De la Liberté

Et un orateur dit: Parle-nous de la Liberté.

Et il répondit:

Je vous ai vus vous prosterner aux portes de la cité et dans vos foyers pour aduler votre liberté,

Comme des esclaves qui s’humilient devant un tyran et l’adorent d’autant qu’il les opprime.

Oui, dans les jardins du temple et sous les murs de la citadelle, j’ai vu le plus libre d’entre vous porter sa liberté comme un joug et des bracelets de fer.

Et j’ai senti que mon cœur saignait, car vous ne serez vraiment libres que lorsque le désir d’être libre deviendra pour vous une entrave, et lorsque vous cesserez de parler de la liberté comme d’un but et d’une consécration.

Vous serez vraiment libres non pas seulement lorsque vos jours seront sans souci et vos nuits sans solitude ni chagrin,

Mais lorsque ces choses ne feront que ceindre votre vie et que vous vous élèverez au-dessus d’elles, nus et sans attaches.

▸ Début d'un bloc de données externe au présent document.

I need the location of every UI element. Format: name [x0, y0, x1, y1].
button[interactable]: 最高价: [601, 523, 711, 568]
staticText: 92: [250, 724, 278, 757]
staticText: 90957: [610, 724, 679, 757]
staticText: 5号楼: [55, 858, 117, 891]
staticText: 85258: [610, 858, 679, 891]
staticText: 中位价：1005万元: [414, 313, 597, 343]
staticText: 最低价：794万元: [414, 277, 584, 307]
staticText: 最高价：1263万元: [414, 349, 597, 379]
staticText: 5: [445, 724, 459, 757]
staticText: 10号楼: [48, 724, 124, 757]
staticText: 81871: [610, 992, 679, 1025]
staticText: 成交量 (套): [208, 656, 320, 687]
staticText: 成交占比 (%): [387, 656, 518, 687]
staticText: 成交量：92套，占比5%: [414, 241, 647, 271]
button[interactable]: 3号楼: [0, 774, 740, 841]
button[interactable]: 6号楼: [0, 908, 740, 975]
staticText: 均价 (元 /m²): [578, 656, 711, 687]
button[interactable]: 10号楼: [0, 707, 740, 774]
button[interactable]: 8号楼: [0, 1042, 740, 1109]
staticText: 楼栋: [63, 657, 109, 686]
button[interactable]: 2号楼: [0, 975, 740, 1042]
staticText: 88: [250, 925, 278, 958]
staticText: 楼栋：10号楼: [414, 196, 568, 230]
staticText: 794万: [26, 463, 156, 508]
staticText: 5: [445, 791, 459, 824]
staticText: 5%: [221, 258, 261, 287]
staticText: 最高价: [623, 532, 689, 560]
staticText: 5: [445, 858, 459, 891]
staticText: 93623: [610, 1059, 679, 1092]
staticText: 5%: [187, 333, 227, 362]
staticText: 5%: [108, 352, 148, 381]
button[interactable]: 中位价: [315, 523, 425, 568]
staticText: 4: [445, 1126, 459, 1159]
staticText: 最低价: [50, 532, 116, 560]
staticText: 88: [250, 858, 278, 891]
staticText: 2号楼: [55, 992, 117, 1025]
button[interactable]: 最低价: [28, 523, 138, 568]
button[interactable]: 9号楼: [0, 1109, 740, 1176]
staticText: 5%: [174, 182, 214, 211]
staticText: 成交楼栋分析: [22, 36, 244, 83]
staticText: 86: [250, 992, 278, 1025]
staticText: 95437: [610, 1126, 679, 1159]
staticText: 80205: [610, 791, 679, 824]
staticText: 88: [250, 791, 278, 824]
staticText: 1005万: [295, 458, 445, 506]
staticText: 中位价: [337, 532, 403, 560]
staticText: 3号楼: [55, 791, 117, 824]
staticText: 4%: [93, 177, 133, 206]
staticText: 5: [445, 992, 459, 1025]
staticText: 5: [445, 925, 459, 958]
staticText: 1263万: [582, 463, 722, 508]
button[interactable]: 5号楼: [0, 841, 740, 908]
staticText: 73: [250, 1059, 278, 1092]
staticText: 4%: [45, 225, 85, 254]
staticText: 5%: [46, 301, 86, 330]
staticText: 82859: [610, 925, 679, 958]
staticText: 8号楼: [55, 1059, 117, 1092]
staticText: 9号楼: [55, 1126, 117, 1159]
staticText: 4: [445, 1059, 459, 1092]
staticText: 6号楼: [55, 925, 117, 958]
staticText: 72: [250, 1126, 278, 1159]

Et comment pourrez-vous croître au-delà de vos jours et de vos nuits, si vous ne brisez pas les chaînes par lesquelles vous avez, aux premières lueurs de votre compréhension, dévié de la voie du jour?

En vérité ce que vous appelez liberté est la plus lourde des chaînes, et vous êtes éblouis par ses maillons qui brillent dans le soleil.

Ne vous faudra-t-il pas d’abord vous séparer de certaines parties de vous-mêmes si vous voulez être libres ?

S’il vous apparaît qu’il vous faut commencer par abolir une loi injuste, n’oubliez pas que c’est vous-mêmes qui l’avez inscrite sur votre front.

Et vous ne pourrez l’abolir en brûlant les livres de lois ni en lavant le front de vos juges, dussiez-vous user de toutes les eaux de l’océan.

S’il vous apparaît que c’est en renversant le despote que vous serez libres, assurez vous d’abord de détruire le trône que vous lui avez érigé dans votre cœur.

Car comment un tyran peut-il imposer sa loi à des êtres libres et fiers s’il n’existe pas une tyrannie au cœur de leur liberté et une honte au cœur de leur fierté ?

Et si c’est d’une inquiétude que vous voulez vous délivrer, n’oubliez pas que celle-ci fut bien moins imposée que choisie par vous-mêmes.

Et si c’est d’une peur que vous voulez vous affranchir, n’oubliez pas que cette peur a son siège en votre cœur et non dans la main que vous redoutez.

En vérité, tout ce qui se meut en vous-mêmes va par paires enlacées en une étreinte constante: ce que vous désirez va avec ce que vous redoutez, ce qui vous répugne, avec ce qui vous est agréable, ce que vous recherchez, avec ce que vous fuyez.

Ces choses se meuvent en vous en jeux d’ombres et de lumières où les unes ne vont pas sans les autres.

Et lorsqu’une ombre se dissipe et disparaît, la lumière rémanente devient l’ombre d’une autre lumière.

Et ainsi, lorsque plus rien n’enchaîne votre liberté,

Celle-ci devient-elle à son tour l’entrave d’une autre liberté.